In the Morrison case, the plaintiffs, who were Australian purchasers of ordinary shares of National Australia Bank, which is organised under Australian law, argued that statements made by bank officials artificially inflated the share prices.
Where it concerned the US courts was the fact that they alleged those deceptive statements came from misleading accounting used by one of the bank’s subsidiaries – Homeside – located in the US.
From a US perspective, in the Morrison case, the lawsuit involved foreign plaintiffs, against a foreign defendant, concerning securities traded on a foreign exchange – a so-called “foreign cubed” or “f cubed”.
The Southern District of New York and Second Circuit Court of Appeals dismissed the action because it involved only harm to foreign investors, and it found the alleged fraudulent conduct in the US was too far removed from the alleged injury.
Transactional test
The Supreme Court upheld the dismissal of the action, but for a different reason.
It adopted a test that focuses solely on the place where securities are purchased and sold – a transactional test.
If a securities transaction occurs on a US exchange or otherwise occurs in the US, the antifraud provisions of Securities Exchange Act apply. But those provisions do not apply if the transaction does not occur in the US.
This paper argues that the transactional test fails to take account of the reality of financial markets transactions in a globally connected economy. For example, both the US and the EU have laws requiring brokers to adopt a “best execution” policy that ensures orders to buy and sell securities are executed to a client’s best benefit. This may mean the execution takes place on an exchange offshore.
“In today’s globally connected economy, investors may have no idea where a purchase order for securities is carried out. Some securities are listed on two exchanges – one domestic and one foreign – and investors will not know through which exchange their transaction is routed,” the paper says.

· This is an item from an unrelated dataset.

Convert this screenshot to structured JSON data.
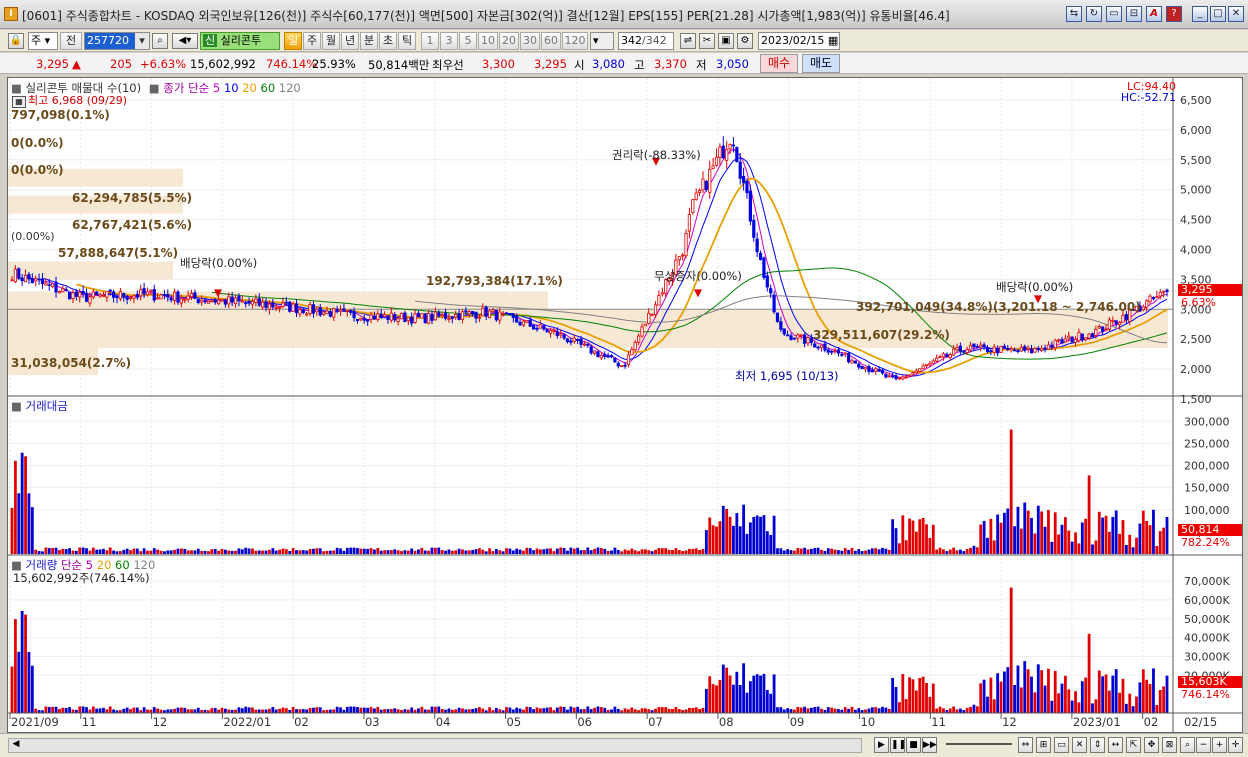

Soon after this case in 2010 the Dodd-Frank Wall Street Reform and Consumer Protection Act was passed by US Congress.
In the act, Congress responded to the Morrison case by expanding “the extraterritorial jurisdiction of the antifraud provisions of the federal securities laws”, but only in actions brought by the SEC or the DOJ, and not by private investors.
Transnational fraud
In the CII paper, the Yetter Coleman lawyers argue that US investors should have a private right to sue for transnational securities fraud.

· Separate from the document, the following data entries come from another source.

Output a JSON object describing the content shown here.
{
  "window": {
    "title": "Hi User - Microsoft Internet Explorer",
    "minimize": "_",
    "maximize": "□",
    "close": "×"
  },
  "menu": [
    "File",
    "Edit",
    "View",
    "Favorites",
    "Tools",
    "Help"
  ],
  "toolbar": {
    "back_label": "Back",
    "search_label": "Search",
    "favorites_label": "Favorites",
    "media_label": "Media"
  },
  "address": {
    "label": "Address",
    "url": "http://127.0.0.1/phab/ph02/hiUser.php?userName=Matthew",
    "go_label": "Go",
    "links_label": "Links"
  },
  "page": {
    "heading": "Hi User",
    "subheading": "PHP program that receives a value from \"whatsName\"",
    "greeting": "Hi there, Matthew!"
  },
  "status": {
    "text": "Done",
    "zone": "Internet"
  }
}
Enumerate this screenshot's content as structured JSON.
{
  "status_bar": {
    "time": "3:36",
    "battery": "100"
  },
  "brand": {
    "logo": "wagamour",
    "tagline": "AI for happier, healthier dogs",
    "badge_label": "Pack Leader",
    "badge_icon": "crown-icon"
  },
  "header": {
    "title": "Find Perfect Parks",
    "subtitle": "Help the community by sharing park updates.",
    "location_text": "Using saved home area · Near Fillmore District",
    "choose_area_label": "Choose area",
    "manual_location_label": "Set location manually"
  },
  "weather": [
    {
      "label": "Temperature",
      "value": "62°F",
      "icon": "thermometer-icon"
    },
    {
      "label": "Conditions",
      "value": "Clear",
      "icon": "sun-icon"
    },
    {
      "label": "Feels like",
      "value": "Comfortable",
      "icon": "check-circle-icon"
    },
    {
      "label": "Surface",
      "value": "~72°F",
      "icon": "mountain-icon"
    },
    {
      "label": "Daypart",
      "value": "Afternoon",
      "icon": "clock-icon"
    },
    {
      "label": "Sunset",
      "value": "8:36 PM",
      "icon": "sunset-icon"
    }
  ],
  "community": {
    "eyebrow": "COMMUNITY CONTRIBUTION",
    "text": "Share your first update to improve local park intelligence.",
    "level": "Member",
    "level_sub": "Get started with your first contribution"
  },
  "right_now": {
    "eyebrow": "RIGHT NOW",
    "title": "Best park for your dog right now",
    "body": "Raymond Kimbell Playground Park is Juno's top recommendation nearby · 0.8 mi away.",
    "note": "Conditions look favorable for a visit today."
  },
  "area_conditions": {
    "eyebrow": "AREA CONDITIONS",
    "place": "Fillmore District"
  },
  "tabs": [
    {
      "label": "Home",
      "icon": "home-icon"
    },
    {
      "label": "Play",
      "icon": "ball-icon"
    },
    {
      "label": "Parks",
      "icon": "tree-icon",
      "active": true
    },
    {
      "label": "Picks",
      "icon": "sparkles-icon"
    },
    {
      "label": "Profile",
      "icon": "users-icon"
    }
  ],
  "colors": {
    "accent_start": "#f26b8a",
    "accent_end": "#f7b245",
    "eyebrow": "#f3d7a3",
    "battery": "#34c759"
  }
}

Part of the argument is it puts further fiscal pressures on agencies like the SEC, which already operate on tight budgets; and that a private right of action would ease the burden on government agencies, which may not have the resources to address transnational securities fraud even if that fraud significantly harms domestic investors.
Further, it argues that a private right of action results in recoveries that far exceed recoveries by government agencies.

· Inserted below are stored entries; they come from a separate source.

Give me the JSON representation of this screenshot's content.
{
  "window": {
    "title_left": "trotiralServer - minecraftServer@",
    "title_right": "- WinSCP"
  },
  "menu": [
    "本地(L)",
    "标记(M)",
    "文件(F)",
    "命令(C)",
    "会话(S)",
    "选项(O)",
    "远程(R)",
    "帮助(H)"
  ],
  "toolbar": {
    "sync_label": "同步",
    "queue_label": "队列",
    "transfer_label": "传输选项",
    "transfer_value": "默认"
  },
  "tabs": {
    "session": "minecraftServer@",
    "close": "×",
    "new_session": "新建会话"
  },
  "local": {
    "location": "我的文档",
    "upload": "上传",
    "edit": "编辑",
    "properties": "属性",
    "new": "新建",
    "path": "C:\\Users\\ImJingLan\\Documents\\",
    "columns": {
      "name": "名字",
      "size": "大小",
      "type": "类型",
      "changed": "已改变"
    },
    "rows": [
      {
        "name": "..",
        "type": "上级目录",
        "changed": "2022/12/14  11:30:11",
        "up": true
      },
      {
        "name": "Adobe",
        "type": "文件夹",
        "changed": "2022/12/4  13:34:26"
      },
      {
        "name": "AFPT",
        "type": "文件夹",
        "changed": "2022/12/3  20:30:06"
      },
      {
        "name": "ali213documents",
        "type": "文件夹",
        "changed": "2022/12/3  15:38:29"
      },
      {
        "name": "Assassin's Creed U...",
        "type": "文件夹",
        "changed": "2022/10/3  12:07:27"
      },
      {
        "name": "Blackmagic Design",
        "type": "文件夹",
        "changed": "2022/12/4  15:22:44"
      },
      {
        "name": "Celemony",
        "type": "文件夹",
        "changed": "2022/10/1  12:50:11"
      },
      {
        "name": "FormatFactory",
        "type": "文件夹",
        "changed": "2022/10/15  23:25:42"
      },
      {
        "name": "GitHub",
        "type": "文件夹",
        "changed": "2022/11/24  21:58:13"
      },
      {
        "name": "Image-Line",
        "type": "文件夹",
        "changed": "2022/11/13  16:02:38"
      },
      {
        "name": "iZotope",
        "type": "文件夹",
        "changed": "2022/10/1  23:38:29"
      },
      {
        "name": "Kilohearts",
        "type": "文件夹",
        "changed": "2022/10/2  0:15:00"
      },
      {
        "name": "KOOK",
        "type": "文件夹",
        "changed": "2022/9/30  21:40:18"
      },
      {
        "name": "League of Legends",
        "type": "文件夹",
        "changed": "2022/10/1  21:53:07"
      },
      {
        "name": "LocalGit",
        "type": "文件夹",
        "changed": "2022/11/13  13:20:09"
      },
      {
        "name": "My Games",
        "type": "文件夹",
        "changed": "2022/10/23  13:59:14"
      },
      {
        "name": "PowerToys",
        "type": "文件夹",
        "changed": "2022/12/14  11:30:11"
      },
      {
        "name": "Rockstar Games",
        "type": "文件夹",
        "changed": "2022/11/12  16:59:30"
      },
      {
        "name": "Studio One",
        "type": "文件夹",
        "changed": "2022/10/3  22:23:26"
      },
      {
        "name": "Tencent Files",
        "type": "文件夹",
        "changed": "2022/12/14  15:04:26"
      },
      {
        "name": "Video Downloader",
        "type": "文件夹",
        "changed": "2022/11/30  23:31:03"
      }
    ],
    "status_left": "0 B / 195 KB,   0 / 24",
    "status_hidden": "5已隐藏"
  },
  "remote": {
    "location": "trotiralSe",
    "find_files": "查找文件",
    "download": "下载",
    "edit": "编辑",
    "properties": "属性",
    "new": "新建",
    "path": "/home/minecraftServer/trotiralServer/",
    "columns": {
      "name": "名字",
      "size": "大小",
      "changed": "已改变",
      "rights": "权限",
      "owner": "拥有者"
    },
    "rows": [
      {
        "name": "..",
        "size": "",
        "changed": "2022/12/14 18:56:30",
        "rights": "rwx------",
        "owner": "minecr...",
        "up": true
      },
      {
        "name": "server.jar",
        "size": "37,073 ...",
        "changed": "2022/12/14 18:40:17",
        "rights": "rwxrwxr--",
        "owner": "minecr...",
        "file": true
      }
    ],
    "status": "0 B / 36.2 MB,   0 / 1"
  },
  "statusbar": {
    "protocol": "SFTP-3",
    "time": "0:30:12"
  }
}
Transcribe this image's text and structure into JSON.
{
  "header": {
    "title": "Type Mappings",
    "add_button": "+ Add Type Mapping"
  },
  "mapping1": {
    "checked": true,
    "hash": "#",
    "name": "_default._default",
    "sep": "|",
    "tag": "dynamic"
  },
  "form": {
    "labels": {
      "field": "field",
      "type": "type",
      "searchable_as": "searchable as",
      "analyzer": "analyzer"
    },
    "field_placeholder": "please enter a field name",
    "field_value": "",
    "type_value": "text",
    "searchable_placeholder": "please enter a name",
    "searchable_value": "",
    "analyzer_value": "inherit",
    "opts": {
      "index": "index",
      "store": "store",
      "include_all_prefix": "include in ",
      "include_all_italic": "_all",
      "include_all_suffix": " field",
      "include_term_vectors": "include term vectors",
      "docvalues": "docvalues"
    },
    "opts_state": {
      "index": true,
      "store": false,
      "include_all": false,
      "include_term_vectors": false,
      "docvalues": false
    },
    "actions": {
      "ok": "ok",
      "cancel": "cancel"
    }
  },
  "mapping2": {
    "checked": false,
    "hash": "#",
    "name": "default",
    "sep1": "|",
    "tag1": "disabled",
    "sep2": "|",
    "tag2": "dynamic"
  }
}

For example, the SEC recovered $40 million for investors defrauded by Enron, but investors recovered more than $7 billion in private suits.
According to the CII paper, the Morrison case has had wide reaching implications in the past 18 months.
For example, even if investors place their purchase from the US with a US broker, courts have ruled that the transaction is not “domestic” if it settles on a foreign exchange.
Similarly a case involving a US pension fund that purchased the stock of a Swiss company on a foreign exchange was dismissed because the stock was purchased on a foreign exchange, even though the US fund placed its stock orders in the US.
It argues that allowing investors to assert claims to recover losses caused by fraud also ensures investors’ confidence in the truth of financial disclosures, which in turn, promotes the efficiency of capital markets.
Yetter Coleman clients include the New York State Retirement Systems and Ohio Public Employees Retirement System.